# Gamma function for mathphys course

1. Nov 27, 2005

### relatively_me

The given problem is this:

Solve using the gamma function

$\int_0^{\infty}\sqrt{x}\exp{^{-x}}{ dx}$

My problem is that I don't know how to use the gamma function. It doesn't make sense to me...any insight would be helpful.

Last edited: Nov 27, 2005
2. Nov 27, 2005

### relatively_me

I don't know what's wrong with my code...the upper limit should be

$\infty$

3. Nov 27, 2005

### Physics Monkey

The gamma function can be defined as
$$\Gamma(z) = \int^\infty_0 x^{z-1} e^{-x} \, dx,$$
so find the value z that makes this integral look like yours. I assume this is what is meant by "solve using the gamma function". You can then look up the result in a table.

4. Nov 27, 2005

### shmoe

You might want to review what you do know about the gamma function.
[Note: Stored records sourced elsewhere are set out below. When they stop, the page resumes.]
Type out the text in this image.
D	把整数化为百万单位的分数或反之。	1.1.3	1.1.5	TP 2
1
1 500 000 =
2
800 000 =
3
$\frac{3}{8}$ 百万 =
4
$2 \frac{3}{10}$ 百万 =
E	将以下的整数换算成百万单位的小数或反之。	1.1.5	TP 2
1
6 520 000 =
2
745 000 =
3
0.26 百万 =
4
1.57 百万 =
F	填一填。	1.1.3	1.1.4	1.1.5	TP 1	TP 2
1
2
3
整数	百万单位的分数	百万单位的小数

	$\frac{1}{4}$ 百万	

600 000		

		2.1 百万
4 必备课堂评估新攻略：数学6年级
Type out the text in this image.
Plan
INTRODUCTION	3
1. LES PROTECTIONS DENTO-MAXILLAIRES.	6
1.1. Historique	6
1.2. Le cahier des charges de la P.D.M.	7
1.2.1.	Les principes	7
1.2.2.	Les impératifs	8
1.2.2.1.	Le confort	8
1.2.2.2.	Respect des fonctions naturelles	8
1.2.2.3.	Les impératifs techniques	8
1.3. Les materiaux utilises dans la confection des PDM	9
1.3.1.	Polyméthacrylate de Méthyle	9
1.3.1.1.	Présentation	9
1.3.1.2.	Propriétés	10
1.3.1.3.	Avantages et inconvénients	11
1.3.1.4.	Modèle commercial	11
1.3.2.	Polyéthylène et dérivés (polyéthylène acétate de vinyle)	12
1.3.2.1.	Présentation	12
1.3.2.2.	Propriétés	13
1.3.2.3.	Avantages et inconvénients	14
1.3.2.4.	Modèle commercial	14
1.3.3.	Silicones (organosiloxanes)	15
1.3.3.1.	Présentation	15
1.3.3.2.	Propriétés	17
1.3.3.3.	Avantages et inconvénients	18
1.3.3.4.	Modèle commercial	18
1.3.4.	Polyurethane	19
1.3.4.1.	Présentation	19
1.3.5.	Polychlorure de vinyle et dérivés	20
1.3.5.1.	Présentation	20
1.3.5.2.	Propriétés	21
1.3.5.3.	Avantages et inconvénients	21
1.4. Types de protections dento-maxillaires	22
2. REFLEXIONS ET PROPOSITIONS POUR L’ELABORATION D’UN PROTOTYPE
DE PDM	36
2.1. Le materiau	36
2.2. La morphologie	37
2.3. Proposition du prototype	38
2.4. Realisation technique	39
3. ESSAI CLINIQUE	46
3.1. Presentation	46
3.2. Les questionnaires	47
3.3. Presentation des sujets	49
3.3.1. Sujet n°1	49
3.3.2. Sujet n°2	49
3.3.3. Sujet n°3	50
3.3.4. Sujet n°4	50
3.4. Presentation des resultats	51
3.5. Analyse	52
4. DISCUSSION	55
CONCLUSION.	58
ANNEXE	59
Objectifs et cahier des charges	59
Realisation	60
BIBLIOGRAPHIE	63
You should be able to write that integral as Gamma(s) for some value of s. What properties of Gamma do you know? Have you evaluated Gamma at any non-integral points before?

5. Nov 27, 2005

### benorin

Hint: $$\int_0^{\infty}\sqrt{x}\exp{^{-x}}{ dx}=\int_0^{\infty}x^{\frac{3}{2}-1}\exp{^{-x}}{ dx}$$

6. Nov 27, 2005

### relatively_me

Well, if z=3/2, then, according to the table I found,

$$\Gamma(\frac{3}{2}) = \int_0^{\infty}x^{\frac{3}{2}-1}\exp{^{-x}}{ dx} = 8.386226 \times 10^{-1}$$

7. Nov 27, 2005

### relatively_me

No need for tables, you can find $$\Gamma(3/2)$$ exactly with the relation:
$$\Gamma(s)\Gamma(1-s)=\frac{\pi}{\sin \pi s}$$